Sus ojos recorrieron la manta. Una vieja plancha de carbón. Fría. Silenciosa. Un juego de tazas de té con el borde dorado. Un leve eco de conversaciones educadas y el tintineo de cucharillas, nada más. Luego, sus ojos se fijaron en un objeto en particular. No era el más grande ni el más brillante. Era una brújula de bolsillo, de esas antiguas, con la cubierta de latón gastada y verdosa por el salitre. El vidrio estaba tan rayado que apenas se distinguían los puntos cardinales, pero la aguja, milagrosamente, seguía apuntando firmemente hacia el norte magnético, como si fuera la única cosa en el mundo que todavía sabía con certeza dónde estaba.

El zumbido en su mano derecha se volvió insistente, un hormigueo que le recorrió el brazo. Era una atracción magnética, una sed que no podía explicar.

"Ah, esa preciosura", dijo el vendedor, notando su interés. "Perteneció a un capitán inglés que le dio la vuelta al mundo tres veces. Se dice que nunca perdió el rumbo, ni en la peor de las tormentas del Cabo de Hornos".

Elías apenas escuchaba. La historia del vendedor era un ruido de fondo. La verdadera historia lo estaba llamando. Su mano salió del bolsillo. Sabía que no debía. Sabía lo que vendría después: el mareo, la confusión, el dolor de cabeza. Pero la curiosidad, esa comezón insoportable en el fondo de su mente, era más fuerte que el miedo.

Con la punta del dedo índice, rozó el borde metálico y frío de la brújula.

El mundo no se inclinó. Se partió en dos.

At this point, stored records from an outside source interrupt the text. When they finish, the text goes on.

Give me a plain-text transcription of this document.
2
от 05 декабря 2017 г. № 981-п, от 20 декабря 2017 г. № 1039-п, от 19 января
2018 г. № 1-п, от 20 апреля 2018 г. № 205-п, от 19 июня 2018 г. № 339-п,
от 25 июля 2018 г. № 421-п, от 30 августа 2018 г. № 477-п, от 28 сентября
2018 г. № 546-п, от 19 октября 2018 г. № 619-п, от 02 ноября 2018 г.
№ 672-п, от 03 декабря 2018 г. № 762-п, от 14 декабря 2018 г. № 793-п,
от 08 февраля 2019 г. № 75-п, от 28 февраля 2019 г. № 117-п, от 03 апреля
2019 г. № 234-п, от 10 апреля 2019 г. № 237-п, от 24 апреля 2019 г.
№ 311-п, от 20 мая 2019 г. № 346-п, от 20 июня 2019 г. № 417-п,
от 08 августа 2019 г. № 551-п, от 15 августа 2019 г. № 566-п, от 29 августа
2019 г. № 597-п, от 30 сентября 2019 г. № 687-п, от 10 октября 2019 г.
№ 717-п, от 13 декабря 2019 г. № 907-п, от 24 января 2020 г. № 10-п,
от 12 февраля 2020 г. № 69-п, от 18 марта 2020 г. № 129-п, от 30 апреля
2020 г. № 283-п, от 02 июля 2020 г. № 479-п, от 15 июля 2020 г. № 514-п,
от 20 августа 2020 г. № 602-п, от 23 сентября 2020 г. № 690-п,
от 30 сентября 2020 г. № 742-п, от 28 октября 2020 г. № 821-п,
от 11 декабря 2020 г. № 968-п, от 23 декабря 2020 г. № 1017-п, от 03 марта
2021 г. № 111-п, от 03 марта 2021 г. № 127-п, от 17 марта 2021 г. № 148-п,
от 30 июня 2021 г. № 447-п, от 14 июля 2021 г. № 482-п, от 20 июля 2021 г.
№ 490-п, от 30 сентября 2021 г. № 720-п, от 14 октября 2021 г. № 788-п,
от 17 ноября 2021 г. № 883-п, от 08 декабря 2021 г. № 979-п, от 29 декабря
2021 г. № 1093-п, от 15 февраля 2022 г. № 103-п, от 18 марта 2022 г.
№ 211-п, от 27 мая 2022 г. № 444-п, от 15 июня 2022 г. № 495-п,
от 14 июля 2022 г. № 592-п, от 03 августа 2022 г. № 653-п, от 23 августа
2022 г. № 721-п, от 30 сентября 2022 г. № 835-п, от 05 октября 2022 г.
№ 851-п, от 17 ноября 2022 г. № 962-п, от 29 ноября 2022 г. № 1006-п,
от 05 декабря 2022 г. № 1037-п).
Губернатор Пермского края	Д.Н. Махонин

El zumbido explotó en el estruendo silencioso de una ola rompiendo dentro de su cráneo. El suelo de adoquines desapareció, reemplazado por el violento balanceo de una cubierta de barco azotada por la tormenta. El aire salado de Valparaíso fue sustituido por ráfagas de viento helado que aullaban y traían consigo el sabor de la sal y el pánico. El olor a brea caliente y a madera empapada era tan real que le picaba en la nariz.